Posted by Scott McEachern
In the chat on Thursday, September 14, 2006, with The Nature Theater of Oklahoma, the most compelling thing that Pavel the director said was that he had conceived of the dance as an anti-narrative, and to that end he decided to use dice to determine the form of the dance. The dice, for him, introduced a level of chance that took him away from received notions of theater and dance—he decided upon the form of the production rather than the narrative. Once the form had been determined through the roll of the dice (and the rolls decided everything: from the number of scenes to the number of actors in each scene, to the number of movements each actor performed), the troupe went about constructing the dance within that chance-derived structure. It highlights the role of luck in our lives, how seemingly connected events are actually circumstantially related, and spotlights the drama inherent in the movements of our everyday existence—what Pavel called the “spectacle of the everyday.”

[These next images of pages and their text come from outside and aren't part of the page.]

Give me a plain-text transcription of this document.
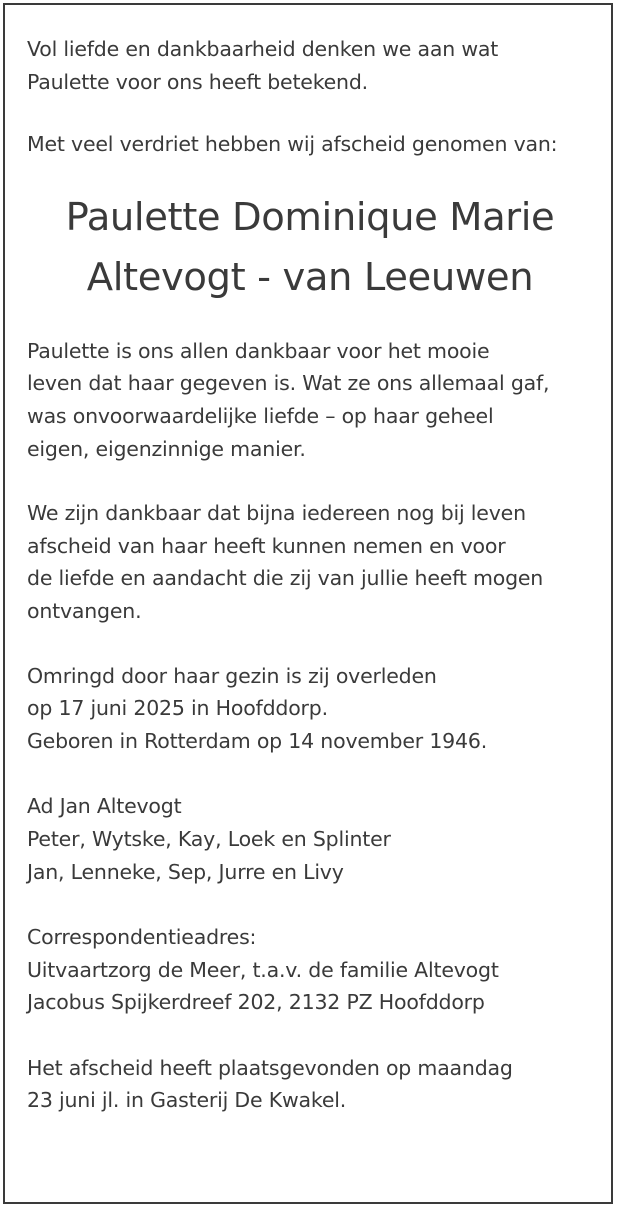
Vol liefde en dankbaarheid denken we aan wat
Paulette voor ons heeft betekend.
Met veel verdriet hebben wij afscheid genomen van:
Paulette Dominique Marie
Altevogt - van Leeuwen
Paulette is ons allen dankbaar voor het mooie
leven dat haar gegeven is. Wat ze ons allemaal gaf,
was onvoorwaardelijke liefde – op haar geheel
eigen, eigenzinnige manier.
We zijn dankbaar dat bijna iedereen nog bij leven
afscheid van haar heeft kunnen nemen en voor
de liefde en aandacht die zij van jullie heeft mogen
ontvangen.
Omringd door haar gezin is zij overleden
op 17 juni 2025 in Hoofddorp.
Geboren in Rotterdam op 14 november 1946.
Ad Jan Altevogt
Peter, Wytske, Kay, Loek en Splinter
Jan, Lenneke, Sep, Jurre en Livy
Correspondentieadres:
Uitvaartzorg de Meer, t.a.v. de familie Altevogt
Jacobus Spijkerdreef 202, 2132 PZ Hoofddorp
Het afscheid heeft plaatsgevonden op maandag
23 juni jl. in Gasterij De Kwakel.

In the production of Ballet Brut, the audience sits in very close quarters and when the production begins, a curtain is drawn about six feet away from the people in the front row. So everybody is very close and then the actors come out, one by one, in front of the curtain. We can hear their breathing, we can see their every detail. And this, for me, resonated with something that came up in their chat: that is, the production is an examination of the spectacle of the everyday. The production was built on small gestures: a hand behind the head, a smirk, a sway of the hips, a flutter of the hands. While there wasn’t a traditional narrative, the gestures built up tension, the glances between actors helped create a sense of expectation for an end, which comes in spectacular fashion. So it is a spectacle, I realized, when the stage is filled with local dancers who mimic the pattern of dance-gestures that the actors have developed over the course of the dance. A disco ball descends, a ballerina pirouettes in the seats opposite and behind the stage dancers who move with frantic grace and energy. It is a climax without much of a message, and that is quite all right, and much of the point.